Setelah berjalan beberapa tahun terakhir, proyek pembangunan kereta api ringan atau Light Rail Transit (LRT) wilayah Jakarta, Bogor, Depok dan Bekasi (Jabodebek) yang dibangun Pemerintah Republik Indonesia (RI), dalam hal ini Kementerian Perhubungan (Kemenhub) RI beserta PT Adhi Karya akan memasuki tahap pengadaan dan pemasangan instalasi sistem persinyalan, dengan menggunakan sistem blok berpindah (Moving Block System).

Hal tersebut ditegaskan oleh Menteri Perhubungan (Menhub) RI, Budi Karya Sumadi setelah rapat pembahasan LRT Jabodebek di Kantor Kementerian Koordinator Bidang Kemaritiman, Thamrin, Jakarta Pusat, Rabu (12/7/2017).

“Tadi kami bicara soal persinyalan ada yang fixed block ada yang moving block. Dengan moving block penumpangnya bisa mendekati 500.000 orang per tahun sedangkan pakai fixed cuma 270.000 orang per tahun. Maka itu saya langsung setuju,” ucapnya.

Dalam hal penggunaan sistem Moving Block ini, PT LEN Industri (LEN) yang memiliki anak perusahaan sistem perkeretaapian, PT LEN Railway System (LRS) ditunjuk oleh Menteri Perhubungan sebagai mitra lokal sekaligus pendamping pemenang lelang untuk penyediaan sistem persinyalan LRT tersebut.

“Kami mengarahkan LEN Industri sebagai local partner. Siapapun yang menang kami minta LEN sebagai local partner karena kami ingin LEN jadi perusahaan yang membangun persinyalan di Indonesia, seperti INKA untuk kereta,” tambah Budi.

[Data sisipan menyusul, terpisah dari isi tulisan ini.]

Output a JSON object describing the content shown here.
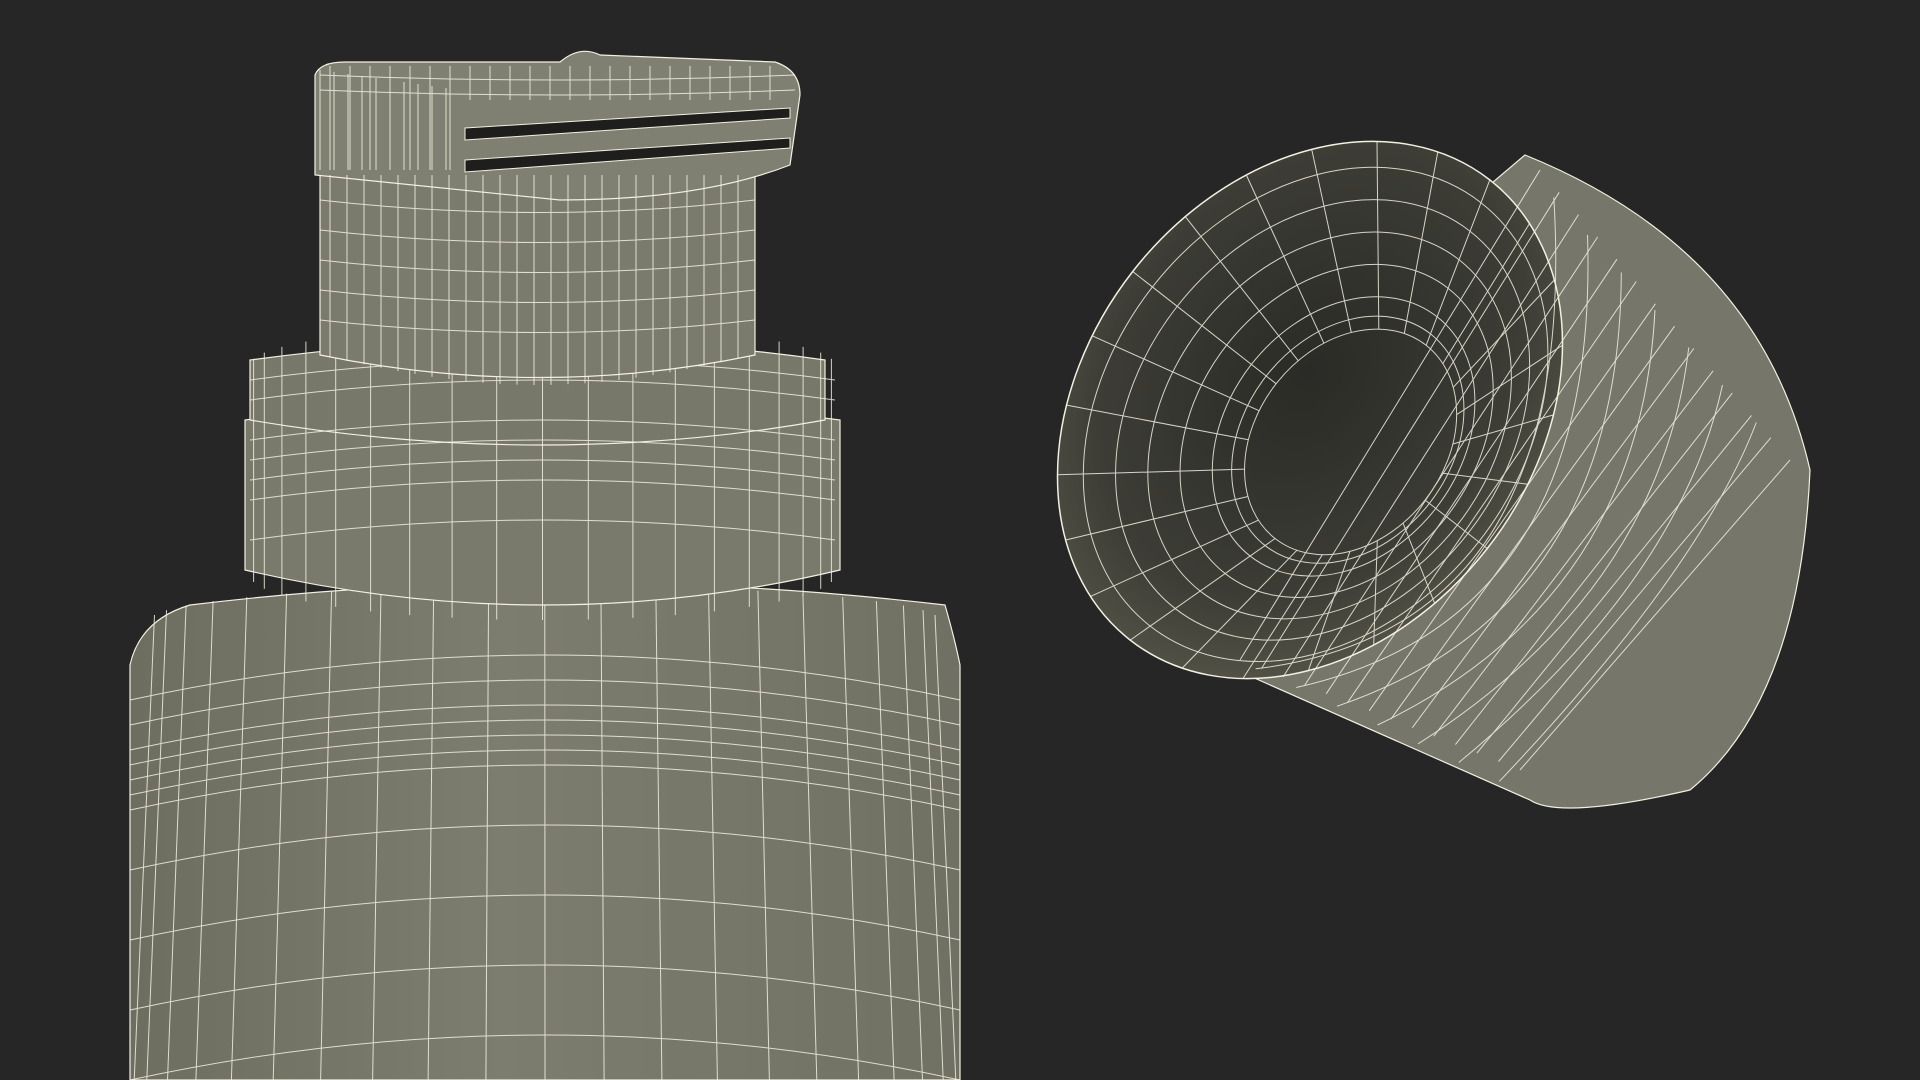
{
  "scene": {
    "background_color": "#262626",
    "model_color": "#7a7a6c",
    "model_color_shade": "#66665a",
    "inner_color": "#3a3a33",
    "wire_color": "#f2f0e0",
    "objects": [
      {
        "name": "bottle-body",
        "icon": "bottle-icon"
      },
      {
        "name": "bottle-neck-ring",
        "icon": "ring-icon"
      },
      {
        "name": "flip-top-dispenser",
        "icon": "cap-icon"
      },
      {
        "name": "bottle-cap-open",
        "icon": "cap-icon"
      }
    ]
  }
}
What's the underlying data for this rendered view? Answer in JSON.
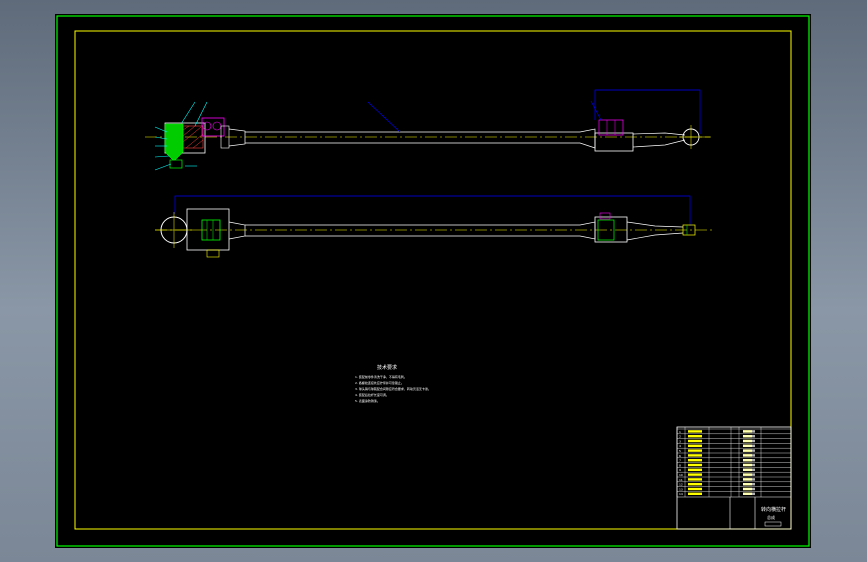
{
  "drawing": {
    "notes_title": "技术要求",
    "notes": [
      "1. 装配前零件清洗干净，不得有毛刺。",
      "2. 各螺纹连接处应拧紧并可靠锁止。",
      "3. 球头销与球碗配合间隙应符合要求，转动灵活无卡滞。",
      "4. 装配后拉杆长度可调。",
      "5. 表面涂防锈漆。"
    ],
    "title_block_name": "转向横拉杆",
    "title_block_sub": "总成",
    "part_numbers": [
      "1",
      "2",
      "3",
      "4",
      "5",
      "6",
      "7",
      "8",
      "9",
      "10",
      "11",
      "12",
      "13",
      "14"
    ],
    "header_labels": [
      "序号",
      "代号",
      "名称",
      "数量",
      "材料",
      "备注"
    ]
  },
  "colors": {
    "frame_outer": "#00ff00",
    "frame_inner": "#ffff00",
    "part_line": "#ffffff",
    "dimension": "#0000ff",
    "centerline": "#ffff00",
    "section_fill": "#00ff00",
    "thread": "#ff00ff",
    "leader": "#00ffff"
  }
}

Sistem Moving Block Sendiri telah digunakan di berbagai negara modern di bidang transportasi umum seperti Jepang dan beberapa negara di benua Eropa. Sistem Moving Block  terdiri dari 2 jenis, diantaranya Communication Based Train Control (CBTC) dan Transmission Based Signal (TBS) yang berfungsi untuk mendeteksi keberadaan posisi kereta saat di lintas dan mengatur kecepatan serta posisi berhenti yang tepat kereta selanjutnya secara otomatis, untuk menjaga jarak aman antar kereta dan menghindari kecelakaan di lintas tersebut.

Dengan ditunjuknya LEN sebagai mitra lokal dan pendampingan untuk pembangunan sistem persinyalan LRT Jabodebek diharapkan mampu meningkatkan kualitas LEN sebagai salah satu industri strategis dalam negeri, serta dapat memperoleh tambahan pengetahuan dari transfer teknologi.